2. The Nightmare: Subversion & Exploitation

This is where the intended effect gets hijacked. What happens when the ecosystem is exploited in unintended ways?

• The Clinic Software (The Loot): If an attacker finds a Broken Object Level Authorization (BOLA) vulnerability in your API, they don't just dump PHI. They can modify configurations. Imagine an attacker changing the basal rate configuration for Patient A, which then syncs down to the Patient App, and pushes to the pump. You just weaponized the cloud.

• The Tech App (The Keys to the Kingdom): Technicians are notorious for reusing static credentials. If an attacker decompiles the Tech App and finds a hardcoded API key, or steals a technician's tablet, they bypass the patient entirely and gain direct administrative control over device provisioning.

• The Patient App (The Pivot): If the app trusts user input implicitly, an attacker could reverse-engineer the Bluetooth payload and write a malicious script to bypass the app entirely, spamming the pump with "dispense" commands directly from a rogue device.

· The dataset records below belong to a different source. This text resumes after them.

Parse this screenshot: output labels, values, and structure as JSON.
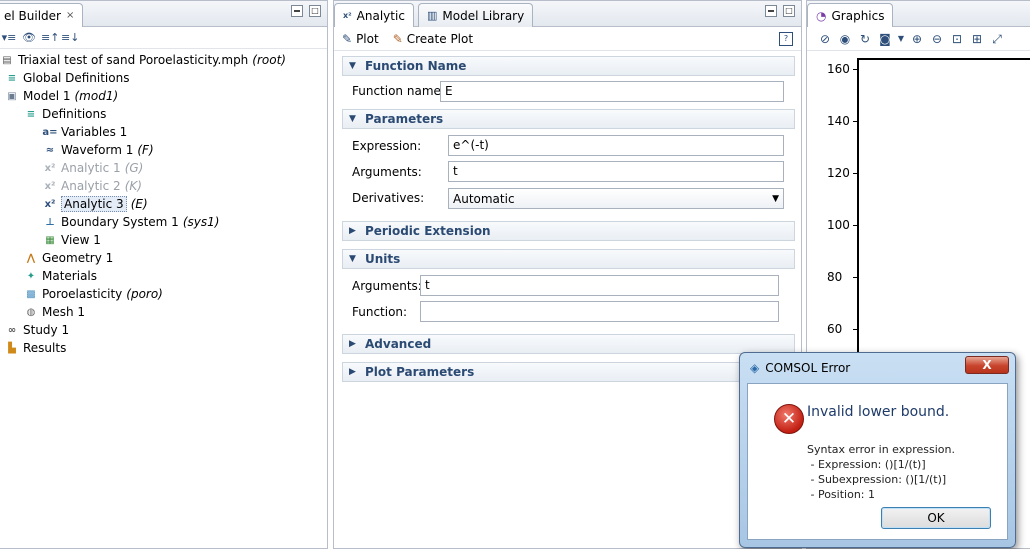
{
  "model_builder": {
    "tab_label": "el Builder",
    "tree": [
      {
        "label": "Triaxial test of sand Poroelasticity.mph",
        "tag": "(root)",
        "level": 0,
        "icon": "file-icon"
      },
      {
        "label": "Global Definitions",
        "tag": "",
        "level": 1,
        "icon": "list-icon"
      },
      {
        "label": "Model 1",
        "tag": "(mod1)",
        "level": 1,
        "icon": "model-icon"
      },
      {
        "label": "Definitions",
        "tag": "",
        "level": 2,
        "icon": "list-icon"
      },
      {
        "label": "Variables 1",
        "tag": "",
        "level": 3,
        "icon": "variables-icon",
        "icon_text": "a="
      },
      {
        "label": "Waveform 1",
        "tag": "(F)",
        "level": 3,
        "icon": "waveform-icon"
      },
      {
        "label": "Analytic 1",
        "tag": "(G)",
        "level": 3,
        "icon": "analytic-icon",
        "dim": true
      },
      {
        "label": "Analytic 2",
        "tag": "(K)",
        "level": 3,
        "icon": "analytic-icon",
        "dim": true
      },
      {
        "label": "Analytic 3",
        "tag": "(E)",
        "level": 3,
        "icon": "analytic-icon",
        "selected": true
      },
      {
        "label": "Boundary System 1",
        "tag": "(sys1)",
        "level": 3,
        "icon": "boundary-system-icon"
      },
      {
        "label": "View 1",
        "tag": "",
        "level": 3,
        "icon": "view-icon"
      },
      {
        "label": "Geometry 1",
        "tag": "",
        "level": 2,
        "icon": "geometry-icon"
      },
      {
        "label": "Materials",
        "tag": "",
        "level": 2,
        "icon": "materials-icon"
      },
      {
        "label": "Poroelasticity",
        "tag": "(poro)",
        "level": 2,
        "icon": "physics-icon"
      },
      {
        "label": "Mesh 1",
        "tag": "",
        "level": 2,
        "icon": "mesh-icon"
      },
      {
        "label": "Study 1",
        "tag": "",
        "level": 1,
        "icon": "study-icon"
      },
      {
        "label": "Results",
        "tag": "",
        "level": 1,
        "icon": "results-icon"
      }
    ]
  },
  "analytic": {
    "tab_label": "Analytic",
    "other_tab_label": "Model Library",
    "toolbar": {
      "plot_label": "Plot",
      "create_plot_label": "Create Plot"
    },
    "sections": {
      "function_name": "Function Name",
      "parameters": "Parameters",
      "periodic_extension": "Periodic Extension",
      "units": "Units",
      "advanced": "Advanced",
      "plot_parameters": "Plot Parameters"
    },
    "function_name_label": "Function name:",
    "function_name_value": "E",
    "expression_label": "Expression:",
    "expression_value": "e^(-t)",
    "arguments_label": "Arguments:",
    "arguments_value": "t",
    "derivatives_label": "Derivatives:",
    "derivatives_value": "Automatic",
    "units_arguments_label": "Arguments:",
    "units_arguments_value": "t",
    "units_function_label": "Function:",
    "units_function_value": ""
  },
  "graphics": {
    "tab_label": "Graphics",
    "y_ticks": [
      "160",
      "140",
      "120",
      "100",
      "80",
      "60"
    ]
  },
  "error_dialog": {
    "title": "COMSOL Error",
    "heading": "Invalid lower bound.",
    "message": "Syntax error in expression.",
    "details": [
      " - Expression: ()[1/(t)]",
      " - Subexpression: ()[1/(t)]",
      " - Position: 1"
    ],
    "ok_label": "OK",
    "close_label": "X"
  },
  "colors": {
    "accent": "#2b4a73",
    "selection": "#e4ecf7",
    "error_red": "#c21f12"
  }
}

• The Patient Device (The Oh No): If the device is directly or indirectly attacked, or legitimate functionality is accessed, utilized, or some other scenario occurs - the device should not be able to do a monumental and irreversible harm to the patient.

3. The Arsenal: Mechanisms of Disruption

How do threat actors actually engage with those subversions or interrupt the happy path? Here are some examples.

To Interrupt (Denial of Service & Disruption):

• BLE Jamming/Resource Exhaustion: Flooding the pump's Bluetooth receiver with garbage packets. The pump drops the connection to the Patient App. The intended operation (monitoring and remote dosing) is completely severed. Alternatively, packets and broadcasts drain the battery of the device causing it to cease operation or possess a limited window of operation thereby effecting the patient.

• Ransomware on the Clinic DB: The database is locked. The Patient App can't sync, the Tech App can't provision new devices, and doctors are flying blind. However, a disconnected patient device may be ok and able to operate in isolation.

To Engage (Exploitation & Integrity Loss):

• Man-in-the-Middle (MitM) & Replay Attacks: If the BLE traffic between the app and the pump isn't encrypted with a rolling, time-stamped nonce, an attacker sitting on a bench next to the patient can sniff the "dispense 2 units" command, save it, and blindly replay it 50 times an hour later.

• Firmware Downgrade Attacks: If the pump doesn't strictly validate the cryptographic signature and version number of a firmware update, an attacker can push an older, vulnerable firmware version from a compromised Tech App to re-open patched exploits.

• And many more other ways of course....

4. From Theory to Brutality: The Ecosystem Re-Evaluated

So at this point, I can probably sense - great - we’ve established the blast radius. Now we move from the abstract into the rigorous, mathematical breakdown of exactly how it goes wrong, and exactly how we stop it.

Then, when you look at the matrix below, you are seeing the translation of my thought exercise into hard engineering constraints:

• The BLE Connection is the Primary Battleground: The connection between the Patient App and the Pump is the soft underbelly. Attackers don't need to break AES encryption to kill the patient; they just need to spam the BLE stack until the battery dies (DoS), or bypass "Just Works" pairing to send unauthorized bolus commands. The fix isn't "better software"—its about reducing the impact or possibility that this exposed interface could render the scenarios we do not want to happen.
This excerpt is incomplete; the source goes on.